Comment by rconti

Comment by rconti 12 hours ago

7 replies

Places nobody's ever heard of like "Ohio" or "Oregon"?

Yeah, I'm not worried about being targeted in an RCA and pointedly asked why I chose a region with way better uptime than `us-tirefire-1`.

What _is_ worth considering is whether your more carefully considered region will perform better during an actual outage where some critical AWS resource goes down in Virginia, taking my region with it anyway.

xingped 11 hours ago

IIRC, some AWS services are solely deployed on and/or entirely dependent on us-east-1. I don't recall which ones, but I very distinctly remember this coming up once.

  • cj 11 hours ago

    AWS IAM has caused multiple cross-region outages.

  • paulddraper 6 hours ago

    IAM and Route53 have dependencies on us-east-1.

    AWS Organizations/Account management is us-east-1.

    And if you want a CDN with a custom hostname and want TLS…you have to use us-east-1.
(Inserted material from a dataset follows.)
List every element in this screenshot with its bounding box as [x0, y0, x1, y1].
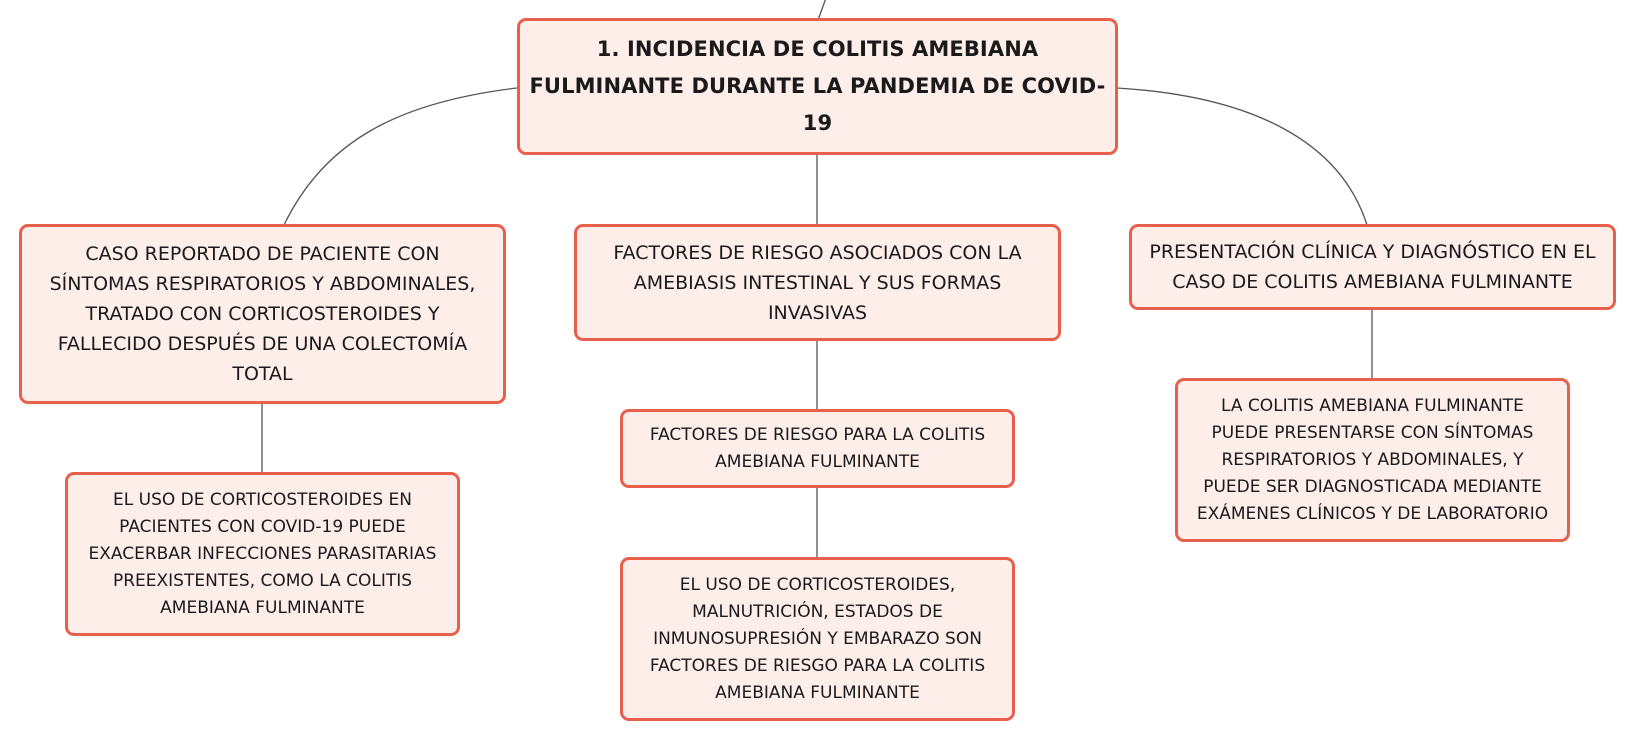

    • TonyCoffman 2 hours ago

      The Route53 control plane is in us-east-1, with an optional temporary auto-failover to us-west-2 during outages. The data plane for public zones is globally distributed and highly resilient, with a 100% SLA. It continues to serve DNS records during regular control plane outages in us-east-1, but access to make changes is lost during outages.

      CloudFront CDN has a similar setup. The SSL certificate and key have to be hosted in us-east-1 for control plane operations but once deployed, the public data plane is globally or regionally dispersed. There is no auto failover for the cert dependency yet. The SLA is only three 9s. Also depends on Route53.

      The elephant in the room for hyperscalers is the potential for rogue employees or a cyber attack on a control plane. Considering the high stakes and economic criticality of these platforms, both are inevitable and both have likely already happened.